From the banks of Gardiner’s Bay in Amagansett and Springs you might have seen a large boat nestled in Cherry Harbor on the west side of Gardiner’s Island. It was likely a party boat from Montauk’s Viking Fleet plying a spot known to produce porgies this time of year.

The porgy (scup) season for recreational anglers started on May 1. The bag limit is 30 per day measuring at least 10 inches.

The fluke (summer flounder) season for sport fishermen began on Sunday, and it seems like it’s gotten off to a good start on both bay and ocean sides. The more liberal catch limits that took effect last season are the same, five fluke per day at 18 inches. 

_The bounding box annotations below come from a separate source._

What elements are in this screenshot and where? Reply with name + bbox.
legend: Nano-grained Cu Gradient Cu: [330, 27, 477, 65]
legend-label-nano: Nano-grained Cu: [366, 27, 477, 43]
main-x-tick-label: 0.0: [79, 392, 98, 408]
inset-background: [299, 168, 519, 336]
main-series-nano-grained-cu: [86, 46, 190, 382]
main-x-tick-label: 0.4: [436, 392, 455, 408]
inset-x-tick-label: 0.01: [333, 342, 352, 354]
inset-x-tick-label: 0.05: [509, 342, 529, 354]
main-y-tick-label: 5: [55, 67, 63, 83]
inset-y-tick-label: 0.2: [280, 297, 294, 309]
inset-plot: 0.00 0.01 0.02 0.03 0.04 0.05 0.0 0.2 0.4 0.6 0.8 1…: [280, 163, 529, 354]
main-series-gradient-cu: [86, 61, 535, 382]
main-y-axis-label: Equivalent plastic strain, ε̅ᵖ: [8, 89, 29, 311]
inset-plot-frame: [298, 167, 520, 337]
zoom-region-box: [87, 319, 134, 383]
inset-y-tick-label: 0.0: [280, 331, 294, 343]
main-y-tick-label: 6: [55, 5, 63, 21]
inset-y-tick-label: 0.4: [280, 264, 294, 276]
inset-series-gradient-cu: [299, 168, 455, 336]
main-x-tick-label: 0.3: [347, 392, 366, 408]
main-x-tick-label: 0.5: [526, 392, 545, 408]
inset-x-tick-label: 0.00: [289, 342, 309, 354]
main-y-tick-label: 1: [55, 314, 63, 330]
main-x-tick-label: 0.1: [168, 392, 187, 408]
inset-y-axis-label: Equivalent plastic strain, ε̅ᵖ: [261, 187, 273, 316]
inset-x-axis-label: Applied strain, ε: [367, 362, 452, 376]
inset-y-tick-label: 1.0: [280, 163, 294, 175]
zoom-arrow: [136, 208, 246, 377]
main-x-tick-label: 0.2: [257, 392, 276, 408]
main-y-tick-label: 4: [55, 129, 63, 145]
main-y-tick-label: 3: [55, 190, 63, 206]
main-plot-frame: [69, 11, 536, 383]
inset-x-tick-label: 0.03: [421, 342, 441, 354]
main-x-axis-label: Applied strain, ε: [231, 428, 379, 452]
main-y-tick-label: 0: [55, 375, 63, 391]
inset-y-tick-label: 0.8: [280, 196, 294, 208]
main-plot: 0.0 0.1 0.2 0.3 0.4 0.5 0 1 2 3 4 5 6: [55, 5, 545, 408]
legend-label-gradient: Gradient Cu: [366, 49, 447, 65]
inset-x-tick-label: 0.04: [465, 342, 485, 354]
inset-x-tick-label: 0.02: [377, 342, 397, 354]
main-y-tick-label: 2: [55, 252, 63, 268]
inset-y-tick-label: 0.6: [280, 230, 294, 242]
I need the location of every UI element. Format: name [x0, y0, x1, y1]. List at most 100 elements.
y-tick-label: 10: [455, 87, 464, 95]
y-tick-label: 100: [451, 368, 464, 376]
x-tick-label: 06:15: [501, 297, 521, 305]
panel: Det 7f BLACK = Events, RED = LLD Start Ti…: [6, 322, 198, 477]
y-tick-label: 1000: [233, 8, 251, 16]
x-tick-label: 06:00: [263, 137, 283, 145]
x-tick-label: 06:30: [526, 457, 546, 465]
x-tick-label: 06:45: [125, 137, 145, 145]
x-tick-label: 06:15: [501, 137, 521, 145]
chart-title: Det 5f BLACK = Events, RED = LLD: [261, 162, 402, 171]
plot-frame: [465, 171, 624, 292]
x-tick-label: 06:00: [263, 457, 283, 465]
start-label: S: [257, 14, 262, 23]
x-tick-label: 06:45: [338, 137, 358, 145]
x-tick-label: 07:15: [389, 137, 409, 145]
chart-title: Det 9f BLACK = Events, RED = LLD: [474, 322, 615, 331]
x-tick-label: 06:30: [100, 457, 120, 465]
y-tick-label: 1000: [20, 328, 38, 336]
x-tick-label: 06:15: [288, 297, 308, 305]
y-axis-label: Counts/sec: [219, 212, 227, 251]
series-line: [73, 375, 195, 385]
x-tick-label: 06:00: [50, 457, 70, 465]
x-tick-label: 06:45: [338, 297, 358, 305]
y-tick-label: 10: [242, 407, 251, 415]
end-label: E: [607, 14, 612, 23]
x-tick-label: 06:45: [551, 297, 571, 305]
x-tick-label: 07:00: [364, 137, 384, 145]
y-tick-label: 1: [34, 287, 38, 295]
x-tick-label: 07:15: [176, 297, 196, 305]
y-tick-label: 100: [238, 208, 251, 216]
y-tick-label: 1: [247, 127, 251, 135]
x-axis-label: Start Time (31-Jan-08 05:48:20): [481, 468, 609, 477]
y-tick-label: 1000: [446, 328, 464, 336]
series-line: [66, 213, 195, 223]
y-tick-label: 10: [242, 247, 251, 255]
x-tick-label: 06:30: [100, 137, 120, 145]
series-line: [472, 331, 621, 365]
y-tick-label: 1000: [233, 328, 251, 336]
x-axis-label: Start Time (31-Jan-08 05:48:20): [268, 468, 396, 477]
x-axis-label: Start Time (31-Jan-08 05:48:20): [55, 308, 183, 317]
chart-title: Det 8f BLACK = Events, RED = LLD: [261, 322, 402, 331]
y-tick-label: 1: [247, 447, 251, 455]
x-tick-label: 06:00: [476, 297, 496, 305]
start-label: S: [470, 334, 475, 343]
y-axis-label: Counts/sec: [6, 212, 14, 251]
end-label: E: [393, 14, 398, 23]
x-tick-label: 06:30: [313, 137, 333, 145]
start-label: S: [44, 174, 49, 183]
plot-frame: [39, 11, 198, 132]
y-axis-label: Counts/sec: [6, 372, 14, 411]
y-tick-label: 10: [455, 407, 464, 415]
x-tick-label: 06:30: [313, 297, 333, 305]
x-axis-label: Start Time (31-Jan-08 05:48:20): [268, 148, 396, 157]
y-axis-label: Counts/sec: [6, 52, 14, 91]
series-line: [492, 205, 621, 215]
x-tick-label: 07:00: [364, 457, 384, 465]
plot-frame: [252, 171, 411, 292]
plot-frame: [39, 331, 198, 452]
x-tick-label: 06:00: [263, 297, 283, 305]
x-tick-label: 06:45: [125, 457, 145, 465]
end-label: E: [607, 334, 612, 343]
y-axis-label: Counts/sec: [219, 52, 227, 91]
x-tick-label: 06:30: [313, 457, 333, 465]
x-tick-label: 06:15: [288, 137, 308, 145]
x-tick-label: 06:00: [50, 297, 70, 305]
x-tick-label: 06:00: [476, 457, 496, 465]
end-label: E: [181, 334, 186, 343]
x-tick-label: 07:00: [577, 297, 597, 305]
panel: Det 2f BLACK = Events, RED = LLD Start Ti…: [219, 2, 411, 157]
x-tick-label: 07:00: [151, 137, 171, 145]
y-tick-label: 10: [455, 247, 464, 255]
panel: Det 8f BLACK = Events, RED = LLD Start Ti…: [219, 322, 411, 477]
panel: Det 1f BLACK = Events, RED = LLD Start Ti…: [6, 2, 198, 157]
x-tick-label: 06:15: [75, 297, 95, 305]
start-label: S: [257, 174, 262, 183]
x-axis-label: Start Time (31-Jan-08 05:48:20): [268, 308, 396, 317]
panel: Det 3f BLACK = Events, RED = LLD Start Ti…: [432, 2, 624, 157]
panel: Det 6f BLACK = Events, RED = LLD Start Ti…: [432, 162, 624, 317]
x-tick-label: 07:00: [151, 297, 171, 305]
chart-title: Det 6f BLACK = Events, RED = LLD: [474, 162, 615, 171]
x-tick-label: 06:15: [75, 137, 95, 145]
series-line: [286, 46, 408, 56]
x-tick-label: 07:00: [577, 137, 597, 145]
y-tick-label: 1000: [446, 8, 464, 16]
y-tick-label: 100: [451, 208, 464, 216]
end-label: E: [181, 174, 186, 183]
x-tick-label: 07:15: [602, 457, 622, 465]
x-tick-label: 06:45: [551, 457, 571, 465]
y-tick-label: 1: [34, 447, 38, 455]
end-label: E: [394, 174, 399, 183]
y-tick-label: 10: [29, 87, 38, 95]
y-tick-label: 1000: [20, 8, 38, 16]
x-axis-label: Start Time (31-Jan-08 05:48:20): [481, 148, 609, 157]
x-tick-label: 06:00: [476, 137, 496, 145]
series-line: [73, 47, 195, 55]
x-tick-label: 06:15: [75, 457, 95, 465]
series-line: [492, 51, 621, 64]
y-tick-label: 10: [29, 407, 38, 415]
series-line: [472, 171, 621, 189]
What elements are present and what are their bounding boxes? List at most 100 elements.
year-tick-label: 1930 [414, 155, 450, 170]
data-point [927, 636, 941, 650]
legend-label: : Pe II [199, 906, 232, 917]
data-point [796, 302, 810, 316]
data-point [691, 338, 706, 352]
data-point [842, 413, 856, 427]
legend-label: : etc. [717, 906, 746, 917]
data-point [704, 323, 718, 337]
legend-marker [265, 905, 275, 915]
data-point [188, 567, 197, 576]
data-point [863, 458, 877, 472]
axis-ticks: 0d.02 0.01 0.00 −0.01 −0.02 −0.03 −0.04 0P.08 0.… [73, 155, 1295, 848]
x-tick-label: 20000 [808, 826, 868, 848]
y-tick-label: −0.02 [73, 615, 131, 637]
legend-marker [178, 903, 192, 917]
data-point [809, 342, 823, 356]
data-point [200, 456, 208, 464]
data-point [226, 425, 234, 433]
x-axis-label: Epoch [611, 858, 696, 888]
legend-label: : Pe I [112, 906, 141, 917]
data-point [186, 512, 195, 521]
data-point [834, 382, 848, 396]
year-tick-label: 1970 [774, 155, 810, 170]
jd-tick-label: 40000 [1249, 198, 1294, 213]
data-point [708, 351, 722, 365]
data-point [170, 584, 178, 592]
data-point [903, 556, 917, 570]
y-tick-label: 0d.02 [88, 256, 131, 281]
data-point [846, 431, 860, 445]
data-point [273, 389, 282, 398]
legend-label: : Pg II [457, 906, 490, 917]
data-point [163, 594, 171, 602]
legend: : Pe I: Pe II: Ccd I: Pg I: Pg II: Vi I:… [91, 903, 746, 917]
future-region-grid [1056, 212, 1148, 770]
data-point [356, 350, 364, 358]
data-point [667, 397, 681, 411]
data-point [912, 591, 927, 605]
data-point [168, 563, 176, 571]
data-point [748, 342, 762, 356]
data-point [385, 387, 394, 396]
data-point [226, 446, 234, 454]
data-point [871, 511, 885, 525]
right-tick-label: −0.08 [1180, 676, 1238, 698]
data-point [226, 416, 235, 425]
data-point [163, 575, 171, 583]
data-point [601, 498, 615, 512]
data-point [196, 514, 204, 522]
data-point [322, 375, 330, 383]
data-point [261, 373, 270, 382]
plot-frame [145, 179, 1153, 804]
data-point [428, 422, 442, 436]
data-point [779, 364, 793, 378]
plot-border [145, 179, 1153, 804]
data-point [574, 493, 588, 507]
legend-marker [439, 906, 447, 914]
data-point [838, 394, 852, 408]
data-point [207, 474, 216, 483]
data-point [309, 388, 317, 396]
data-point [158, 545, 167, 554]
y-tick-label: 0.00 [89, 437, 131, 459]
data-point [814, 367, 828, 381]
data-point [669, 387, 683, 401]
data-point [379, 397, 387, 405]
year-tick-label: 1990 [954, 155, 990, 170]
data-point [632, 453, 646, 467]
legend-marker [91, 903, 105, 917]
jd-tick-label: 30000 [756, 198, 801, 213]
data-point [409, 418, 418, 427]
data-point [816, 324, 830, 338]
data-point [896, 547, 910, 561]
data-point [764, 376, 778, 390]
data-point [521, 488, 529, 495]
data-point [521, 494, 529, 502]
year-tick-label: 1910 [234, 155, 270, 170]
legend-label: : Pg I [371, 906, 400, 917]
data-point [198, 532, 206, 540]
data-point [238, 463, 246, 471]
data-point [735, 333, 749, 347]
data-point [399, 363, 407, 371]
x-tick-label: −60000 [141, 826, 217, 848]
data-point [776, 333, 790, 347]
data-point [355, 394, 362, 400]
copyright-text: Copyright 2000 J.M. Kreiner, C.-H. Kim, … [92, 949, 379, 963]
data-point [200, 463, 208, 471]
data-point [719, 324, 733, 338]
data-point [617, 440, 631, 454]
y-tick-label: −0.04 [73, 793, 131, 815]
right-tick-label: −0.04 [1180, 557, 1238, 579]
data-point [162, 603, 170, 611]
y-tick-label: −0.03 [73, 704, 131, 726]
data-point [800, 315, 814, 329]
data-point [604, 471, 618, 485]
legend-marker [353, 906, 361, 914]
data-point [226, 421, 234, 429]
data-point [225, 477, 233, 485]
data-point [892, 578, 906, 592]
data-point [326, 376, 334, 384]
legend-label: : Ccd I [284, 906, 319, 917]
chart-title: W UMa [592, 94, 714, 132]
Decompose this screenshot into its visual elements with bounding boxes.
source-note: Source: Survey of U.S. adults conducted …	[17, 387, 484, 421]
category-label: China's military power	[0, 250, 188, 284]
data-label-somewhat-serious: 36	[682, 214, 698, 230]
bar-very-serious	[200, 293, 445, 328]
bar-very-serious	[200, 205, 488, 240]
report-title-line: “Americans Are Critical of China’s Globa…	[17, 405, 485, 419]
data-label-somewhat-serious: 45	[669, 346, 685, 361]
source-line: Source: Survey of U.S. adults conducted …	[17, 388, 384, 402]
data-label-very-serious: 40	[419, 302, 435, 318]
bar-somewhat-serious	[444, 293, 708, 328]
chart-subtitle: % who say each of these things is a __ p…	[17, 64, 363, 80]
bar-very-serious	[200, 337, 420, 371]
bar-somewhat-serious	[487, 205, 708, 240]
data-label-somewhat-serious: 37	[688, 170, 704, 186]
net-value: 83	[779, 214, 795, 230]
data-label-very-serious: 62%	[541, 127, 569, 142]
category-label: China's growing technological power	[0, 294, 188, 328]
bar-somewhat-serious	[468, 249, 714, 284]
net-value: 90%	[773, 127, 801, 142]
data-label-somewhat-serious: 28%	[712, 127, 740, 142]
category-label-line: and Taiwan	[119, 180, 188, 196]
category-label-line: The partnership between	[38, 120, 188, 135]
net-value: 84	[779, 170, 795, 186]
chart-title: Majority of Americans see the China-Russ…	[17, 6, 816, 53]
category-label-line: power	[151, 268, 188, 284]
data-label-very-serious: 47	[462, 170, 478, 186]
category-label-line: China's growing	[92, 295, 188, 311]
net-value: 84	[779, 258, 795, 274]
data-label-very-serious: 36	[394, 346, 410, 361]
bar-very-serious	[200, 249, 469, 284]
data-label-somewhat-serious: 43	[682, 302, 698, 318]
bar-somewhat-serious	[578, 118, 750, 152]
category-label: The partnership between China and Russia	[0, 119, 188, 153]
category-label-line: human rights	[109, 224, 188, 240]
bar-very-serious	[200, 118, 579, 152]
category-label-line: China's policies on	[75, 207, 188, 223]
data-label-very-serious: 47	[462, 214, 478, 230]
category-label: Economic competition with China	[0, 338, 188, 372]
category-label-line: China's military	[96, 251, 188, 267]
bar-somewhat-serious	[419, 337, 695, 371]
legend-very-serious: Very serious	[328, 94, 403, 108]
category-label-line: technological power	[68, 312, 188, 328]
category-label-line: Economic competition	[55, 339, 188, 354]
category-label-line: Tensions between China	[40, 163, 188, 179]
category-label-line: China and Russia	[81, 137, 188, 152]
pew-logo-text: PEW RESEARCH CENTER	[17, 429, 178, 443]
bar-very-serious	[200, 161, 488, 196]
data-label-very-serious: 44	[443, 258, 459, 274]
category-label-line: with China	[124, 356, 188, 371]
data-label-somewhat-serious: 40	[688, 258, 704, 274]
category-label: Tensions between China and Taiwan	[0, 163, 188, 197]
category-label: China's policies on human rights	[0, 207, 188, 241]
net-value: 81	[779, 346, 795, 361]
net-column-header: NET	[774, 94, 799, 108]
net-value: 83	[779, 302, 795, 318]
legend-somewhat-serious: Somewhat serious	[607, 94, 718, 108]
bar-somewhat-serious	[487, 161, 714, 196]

Harvey Bennett at the Tackle Shop in Amagansett reported the better fluking in Gardiner’s Bay is taking place around Cartwright Shoals on the southern end of Gardiner’s Island. He said an early and spotty showing of squid seems to have disappeared due to schools of squid-hungry bluefish. Time to get the smokers ready to receive the blues. Remember, the catch limit for bluefish is 15 per day, no more than 10 of which can be “snappers,” that is, measure less than 12 inches in length.

From brook trout to bluefin tuna (the latter reportedly seen off the coast of western Long Island) the fish are migrators either to spawn or to feed, and the prognosis looks good for summer of 2015.